La version de guerre électronique du Typhoon pour la Luftwaffe bien moins ambitieuse qu’escomptée

En mars de cette année, la chancellerie allemande et le ministère de la défense confirmait la prochaine commande de 35 Avions de combat F-35A de l’américain Lockheed-Martin pour assurer les missions de partage nucléaire dans le cadre de l’OTAN, afin de remplacer les Tornado dédiés à cette mission depuis la fin des années 80 au sein de la Luftwaffe, ainsi qu’une quinzaine de Typhoon, dans une version de guerre électronique et de suppression des défenses anti-aériennes adverses, afin de remplacer les Typhoon ECR encore en service.

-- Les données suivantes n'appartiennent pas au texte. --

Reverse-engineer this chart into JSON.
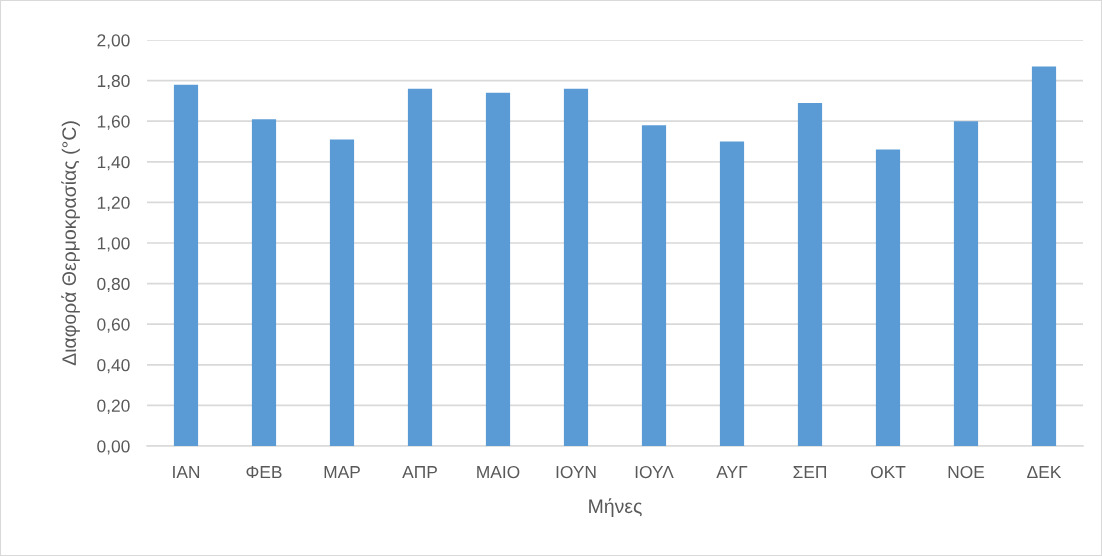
{
  "chart_data": {
    "type": "bar",
    "xlabel": "Μήνες",
    "ylabel": "Διαφορά Θερμοκρασίας (°C)",
    "categories": [
      "ΙΑΝ",
      "ΦΕΒ",
      "ΜΑΡ",
      "ΑΠΡ",
      "ΜΑΙΟ",
      "ΙΟΥΝ",
      "ΙΟΥΛ",
      "ΑΥΓ",
      "ΣΕΠ",
      "ΟΚΤ",
      "ΝΟΕ",
      "ΔΕΚ"
    ],
    "values": [
      1.78,
      1.61,
      1.51,
      1.76,
      1.74,
      1.76,
      1.58,
      1.5,
      1.69,
      1.46,
      1.6,
      1.87
    ],
    "color": "#5b9bd5",
    "ylim": [
      0,
      2
    ],
    "yticks": [
      {
        "value": 0,
        "label": "0,00"
      },
      {
        "value": 0.2,
        "label": "0,20"
      },
      {
        "value": 0.4,
        "label": "0,40"
      },
      {
        "value": 0.6,
        "label": "0,60"
      },
      {
        "value": 0.8,
        "label": "0,80"
      },
      {
        "value": 1.0,
        "label": "1,00"
      },
      {
        "value": 1.2,
        "label": "1,20"
      },
      {
        "value": 1.4,
        "label": "1,40"
      },
      {
        "value": 1.6,
        "label": "1,60"
      },
      {
        "value": 1.8,
        "label": "1,80"
      },
      {
        "value": 2.0,
        "label": "2,00"
      }
    ],
    "grid": "y"
  }
}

Cette annonce fut faire dans le cadre de l’enveloppe de 100 Md€ annoncée le 27 février suite à l’offensive russe en Ukraine, et destinée à combler les défaillances les plus critiques de la Bundeswehr. La liste des programmes devant être financés par cette manne budgétaire était impressionnante, allant de la modernisation des véhicules blindés à la mise en place d’un bouclier anti-missile, en passant par des avions de combat, des hélicoptères lourds, des sous-marins et des frégates supplémentaires.

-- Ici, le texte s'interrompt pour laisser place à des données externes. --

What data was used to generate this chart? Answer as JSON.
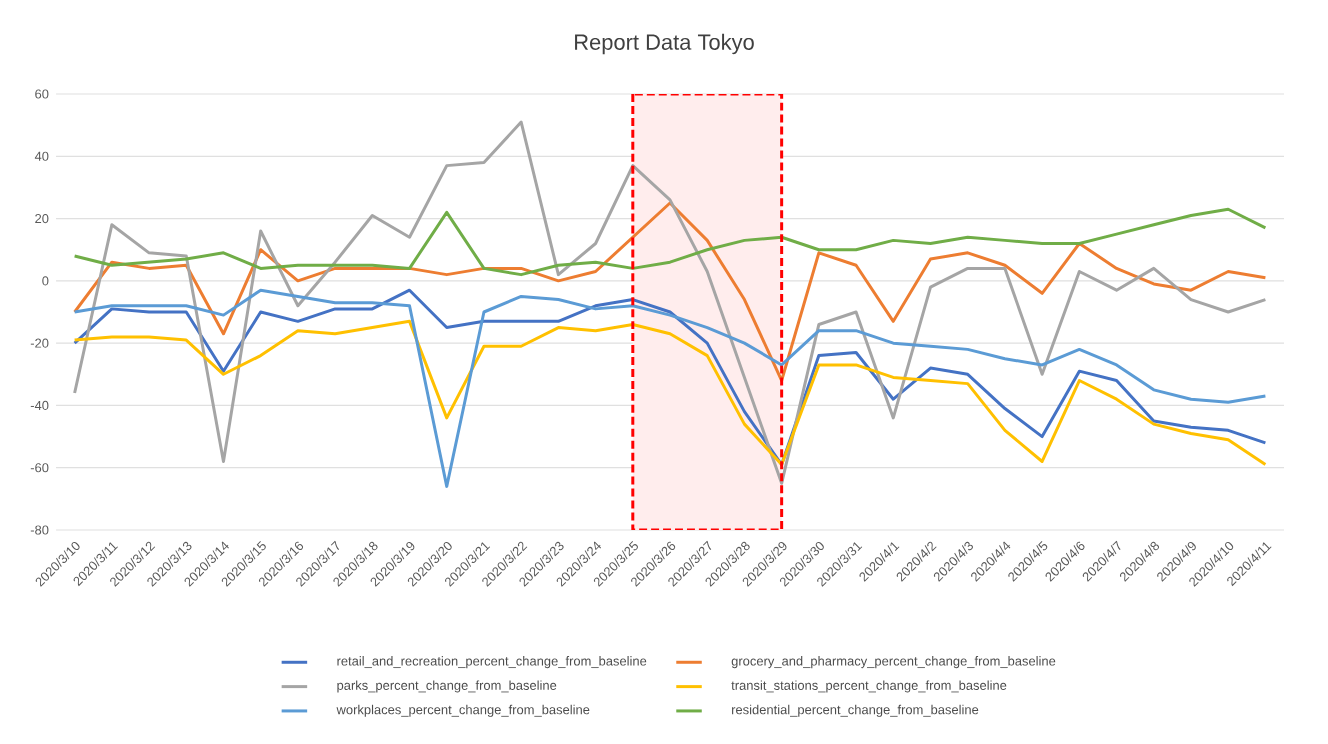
{
  "chart_data": {
    "type": "line",
    "title": "Report Data Tokyo",
    "categories": [
      "2020/3/10",
      "2020/3/11",
      "2020/3/12",
      "2020/3/13",
      "2020/3/14",
      "2020/3/15",
      "2020/3/16",
      "2020/3/17",
      "2020/3/18",
      "2020/3/19",
      "2020/3/20",
      "2020/3/21",
      "2020/3/22",
      "2020/3/23",
      "2020/3/24",
      "2020/3/25",
      "2020/3/26",
      "2020/3/27",
      "2020/3/28",
      "2020/3/29",
      "2020/3/30",
      "2020/3/31",
      "2020/4/1",
      "2020/4/2",
      "2020/4/3",
      "2020/4/4",
      "2020/4/5",
      "2020/4/6",
      "2020/4/7",
      "2020/4/8",
      "2020/4/9",
      "2020/4/10",
      "2020/4/11"
    ],
    "series": [
      {
        "name": "retail_and_recreation_percent_change_from_baseline",
        "color": "#4472c4",
        "values": [
          -20,
          -9,
          -10,
          -10,
          -29,
          -10,
          -13,
          -9,
          -9,
          -3,
          -15,
          -13,
          -13,
          -13,
          -8,
          -6,
          -10,
          -20,
          -42,
          -59,
          -24,
          -23,
          -38,
          -28,
          -30,
          -41,
          -50,
          -29,
          -32,
          -45,
          -47,
          -48,
          -52
        ]
      },
      {
        "name": "grocery_and_pharmacy_percent_change_from_baseline",
        "color": "#ed7d31",
        "values": [
          -10,
          6,
          4,
          5,
          -17,
          10,
          0,
          4,
          4,
          4,
          2,
          4,
          4,
          0,
          3,
          14,
          25,
          13,
          -6,
          -32,
          9,
          5,
          -13,
          7,
          9,
          5,
          -4,
          12,
          4,
          -1,
          -3,
          3,
          1
        ]
      },
      {
        "name": "parks_percent_change_from_baseline",
        "color": "#a5a5a5",
        "values": [
          -36,
          18,
          9,
          8,
          -58,
          16,
          -8,
          6,
          21,
          14,
          37,
          38,
          51,
          2,
          12,
          37,
          26,
          3,
          -31,
          -65,
          -14,
          -10,
          -44,
          -2,
          4,
          4,
          -30,
          3,
          -3,
          4,
          -6,
          -10,
          -6
        ]
      },
      {
        "name": "transit_stations_percent_change_from_baseline",
        "color": "#ffc000",
        "values": [
          -19,
          -18,
          -18,
          -19,
          -30,
          -24,
          -16,
          -17,
          -15,
          -13,
          -44,
          -21,
          -21,
          -15,
          -16,
          -14,
          -17,
          -24,
          -46,
          -59,
          -27,
          -27,
          -31,
          -32,
          -33,
          -48,
          -58,
          -32,
          -38,
          -46,
          -49,
          -51,
          -59
        ]
      },
      {
        "name": "workplaces_percent_change_from_baseline",
        "color": "#5b9bd5",
        "values": [
          -10,
          -8,
          -8,
          -8,
          -11,
          -3,
          -5,
          -7,
          -7,
          -8,
          -66,
          -10,
          -5,
          -6,
          -9,
          -8,
          -11,
          -15,
          -20,
          -27,
          -16,
          -16,
          -20,
          -21,
          -22,
          -25,
          -27,
          -22,
          -27,
          -35,
          -38,
          -39,
          -37
        ]
      },
      {
        "name": "residential_percent_change_from_baseline",
        "color": "#70ad47",
        "values": [
          8,
          5,
          6,
          7,
          9,
          4,
          5,
          5,
          5,
          4,
          22,
          4,
          2,
          5,
          6,
          4,
          6,
          10,
          13,
          14,
          10,
          10,
          13,
          12,
          14,
          13,
          12,
          12,
          15,
          18,
          21,
          23,
          17
        ]
      }
    ],
    "ylim": [
      -80,
      60
    ],
    "yticks": [
      -80,
      -60,
      -40,
      -20,
      0,
      20,
      40,
      60
    ],
    "grid": "y",
    "legend": "bottom",
    "marker": "none",
    "line_style": "solid",
    "bands": [
      {
        "axis": "x",
        "from": "2020/3/25",
        "to": "2020/3/29"
      }
    ]
  }
}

Depuis, le soufflet est quelque peu retombé outre Rhin. D’une part, presque 10 mois après son annonce, aucun des programmes devant être financés par l’enveloppe spéciale, n’a été effectivement lancé, alors que l’augmentation du budget de la défense à plus de 2% du PIB allemand, également annoncée le 27 février, semble devoir s’effectuer sur un délais beaucoup plus long qu’escompté. La liste des programmes devant être financés a, quant à elle, été expurgée de plusieurs d’entre eux, notamment dans le domaine naval, alors que l’inflation et la réalité des couts supérieurs à ceux escomptés initialement, obligent le Ministère de la défense à des arbitrages douloureux. C’est ainsi le cas du fameux Typhoon ECR, devant remplacer les Tornado ECR, pour notamment ouvrir la voie aux F-35A armés de la bombe nucléaire B61 de l’OTAN, en détruisant les défenses anti-aériennes et brouillant les radar de l’adverse.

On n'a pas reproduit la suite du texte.